En Corse, l’ascension de Davia est par ailleurs célébrée, au point de qualifier la nouvelle femme forte d’«impératrice du Maroc», selon la plateforme de Corbara. Dans le royaume, le sultan la charge d’assurer «la correspondance avec les cours européennes» et l’intègre au «conseil privé». «Son influence est immense sur la politique intérieure et extérieure du Maroc et a un grand ascendant sur les populations musulmanes», retient la même source, selon laquelle Davia «a entretenu une correspondance avec la reine d’Espagne et les deux femmes ont procédé à un échange de portraits».

Malgré les fonctions clés du pouvoir qu’elle a remplies, Davia a toujours eu un fort sentiment d’appartenance en tant que Corse française. C’est ce qui l’aurait principalement motivée à intervenir auprès de sidi Mohammed ben Abdallah, afin de le convaincre d’entamer des relations diplomatiques avec la France. Elle parvient également à transmettre une lettre à sa mère, restée à Corbara, pour qu’elle rejoigne le Maroc après mort tragique de son père. La famille sera de nouveau réunie dans le royaume chérifien, où un accueil somptueux lui est consacré. Peu de sources renseignent sur le vécu de Silvia Franceschini au Maroc, mais quelques récits indiquent qu’elle aurait élu domicile à Larache et non pas au sein de la cour.

Une inspiration artistique après la mort

Davia est la femme forte du royaume alaouite à son époque, certes. Mais son activité officielle en tant que Première sultane, quoiqu’efficace sur le plan politique et diplomatique, s’affirme dans un contexte où sidi Mohammed ben Abdallah est à ses dernières années de règne, impliquant des rapports de pouvoir tumultueux.

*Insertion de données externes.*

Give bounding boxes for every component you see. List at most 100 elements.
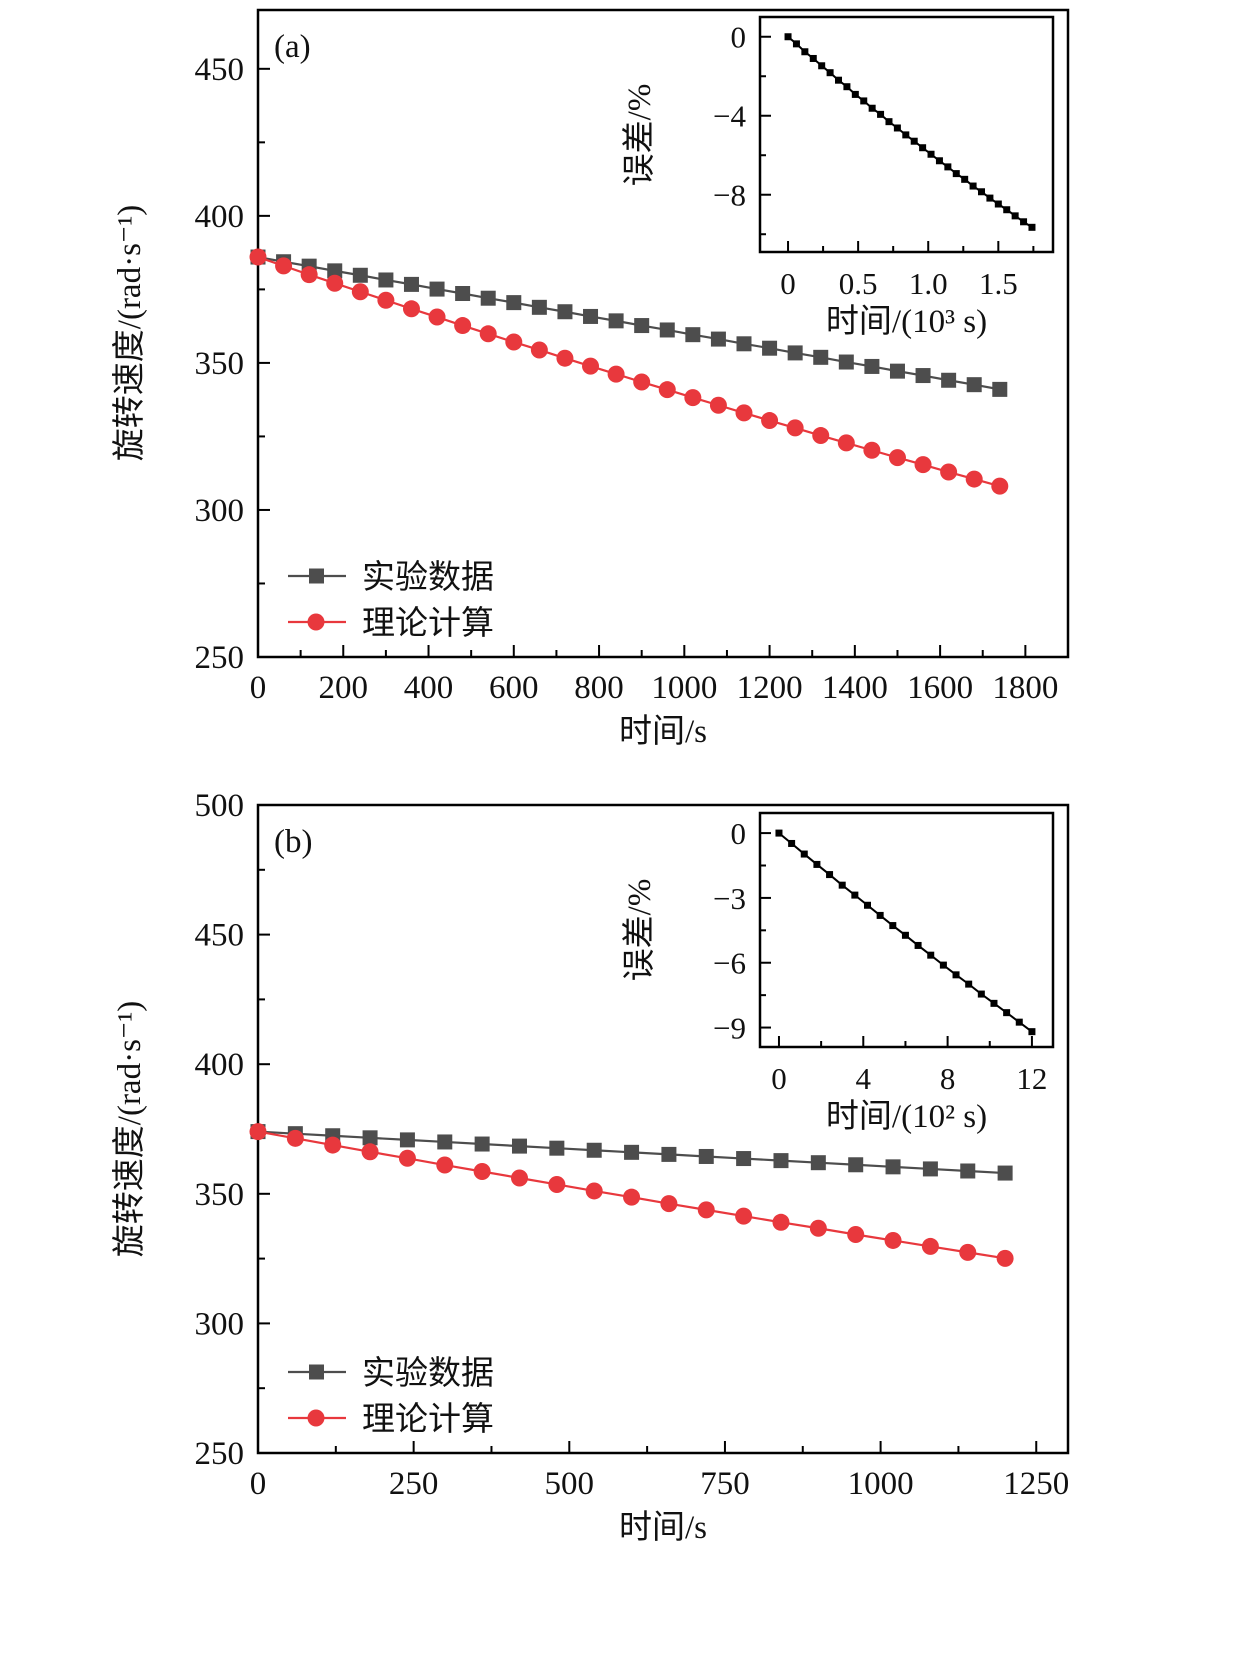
x-tick-label: 1400: [822, 670, 888, 706]
inset-data-point: [978, 188, 986, 196]
data-point-circle: [761, 412, 779, 430]
data-point-circle: [633, 373, 651, 391]
inset-data-point: [826, 69, 834, 77]
data-point-square: [506, 295, 522, 311]
data-point-circle: [548, 1175, 566, 1193]
data-point-square: [511, 1138, 527, 1154]
inset-x-tick-label: 0: [771, 1061, 787, 1096]
data-point-circle: [991, 477, 1009, 495]
inset-data-point: [952, 170, 960, 178]
data-point-circle: [377, 291, 395, 309]
inset-data-point: [986, 194, 994, 202]
inset-data-point: [775, 829, 783, 837]
data-point-square: [960, 1163, 976, 1179]
data-point-circle: [351, 283, 369, 301]
inset-data-point: [813, 860, 821, 868]
data-point-circle: [660, 1195, 678, 1213]
data-point-square: [403, 276, 419, 292]
data-point-circle: [623, 1188, 641, 1206]
series-theoretical: [249, 248, 1009, 495]
inset-data-point: [818, 62, 826, 70]
data-point-square: [710, 331, 726, 347]
x-tick-label: 800: [574, 670, 624, 706]
inset-x-tick-label: 8: [940, 1061, 956, 1096]
data-point-square: [966, 377, 982, 393]
inset-data-point: [1020, 218, 1028, 226]
data-point-square: [813, 349, 829, 365]
data-point-circle: [735, 1207, 753, 1225]
legend-label: 实验数据: [362, 1355, 494, 1392]
inset-x-tick-label: 4: [856, 1061, 872, 1096]
data-point-square: [362, 1130, 378, 1146]
inset-data-point: [851, 891, 859, 899]
data-point-circle: [361, 1143, 379, 1161]
legend-square-marker: [309, 568, 324, 584]
inset-y-tick-label: 0: [731, 816, 747, 851]
inset-data-point: [893, 124, 901, 132]
data-point-circle: [556, 349, 574, 367]
inset-x-tick-label: 1.0: [909, 266, 948, 301]
inset-y-tick-label: 0: [731, 20, 747, 55]
inset-data-point: [809, 54, 817, 62]
data-point-circle: [697, 1201, 715, 1219]
data-point-circle: [809, 1219, 827, 1237]
inset-data-point: [835, 76, 843, 84]
data-point-square: [864, 358, 880, 374]
inset-y-tick-label: −4: [713, 99, 746, 134]
x-tick-label: 1600: [907, 670, 973, 706]
inset-data-point: [801, 48, 809, 56]
data-point-square: [838, 354, 854, 370]
inset-data-point: [784, 33, 792, 41]
legend-entry: 实验数据: [288, 559, 494, 596]
data-point-square: [327, 263, 343, 279]
inset-x-tick-label: 12: [1016, 1061, 1047, 1096]
y-tick-label: 450: [195, 52, 245, 88]
inset-y-tick-label: −9: [713, 1011, 746, 1046]
legend-label: 理论计算: [362, 605, 494, 642]
inset-data-point: [788, 839, 796, 847]
data-point-square: [399, 1132, 415, 1148]
data-point-square: [480, 290, 496, 306]
data-point-square: [624, 1144, 640, 1160]
legend-label: 实验数据: [362, 559, 494, 596]
data-point-circle: [888, 449, 906, 467]
inset-data-point: [952, 971, 960, 979]
data-point-circle: [921, 1237, 939, 1255]
data-point-square: [352, 267, 368, 283]
inset-data-point: [864, 901, 872, 909]
data-point-circle: [772, 1213, 790, 1231]
data-point-circle: [275, 257, 293, 275]
data-point-circle: [286, 1129, 304, 1147]
data-point-circle: [582, 357, 600, 375]
data-point-circle: [454, 317, 472, 335]
inset-data-point: [961, 175, 969, 183]
inset-data-point: [1015, 1018, 1023, 1026]
y-tick-label: 350: [195, 1177, 245, 1213]
inset-data-point: [914, 941, 922, 949]
inset-data-point: [969, 182, 977, 190]
inset-x-axis-label: 时间/(10³ s): [826, 304, 987, 340]
inset-data-point: [990, 999, 998, 1007]
data-point-square: [583, 308, 599, 324]
data-point-square: [531, 299, 547, 315]
y-tick-label: 250: [195, 1436, 245, 1472]
inset-frame: [758, 811, 1055, 1049]
inset-data-point: [965, 980, 973, 988]
inset-data-point: [935, 157, 943, 165]
inset-data-point: [860, 97, 868, 105]
data-point-square: [787, 345, 803, 361]
inset-error-chart: 0 4 8 12 0 −3 −6 −9 时间/(10² s) 误差/%: [621, 811, 1055, 1135]
inset-data-point: [876, 911, 884, 919]
x-tick-label: 1800: [992, 670, 1058, 706]
data-point-square: [915, 368, 931, 384]
x-tick-label: 1000: [848, 1466, 914, 1502]
data-point-circle: [786, 419, 804, 437]
data-point-square: [810, 1155, 826, 1171]
inset-data-point: [901, 931, 909, 939]
data-point-circle: [863, 441, 881, 459]
x-axis-label: 时间/s: [619, 714, 707, 750]
x-tick-label: 500: [545, 1466, 595, 1502]
data-point-circle: [249, 248, 267, 266]
inset-data-point: [927, 951, 935, 959]
inset-data-point: [851, 90, 859, 98]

Gravement malade, le sultan décède en 1790 à Rabat, au cours d’une dernière mission pour s’opposer à la dissidence de son fils, Moulay Yazid (1790 – 1792). Avec la mort de celui également appelé Mohammed III, Moulay Yazid devient le nouveau sultan légitime et la Première sultane est écartée de la gestion des affaires publiques.

En se retirant du sérail, Davia rejoint sa mère à Larache, où elle meurt. Pour leur part, les deux frères de l’ex-Première sultane ont marqué leur présence dans le royaume, où Vincent a été nommé Consul de France à Essaouira (Mogador). Mais à partir de 1804, il choisit de se retirer de la vie politique marocaine et de revenir à Corbara. Grâce à ses revenus, aux cadeaux de sa sœur et de sidi Mohammed ben Abdallah, il se construit une maison. Augustin, quand à lui, prend le large en 1829 à destination de Porto Rico.

Après sa mort, Davia a continué à faire la fierté de Corbara, au point d’inspirer plusieurs écrits au fil des siècles. Le comédien et metteur en scène Alexandre Oppecini lui consacrera une pièce de théâtre, disponible en accès libre. En 2005, Marie-José Lovérini en fera le personnage principal de son roman historique L’interdite.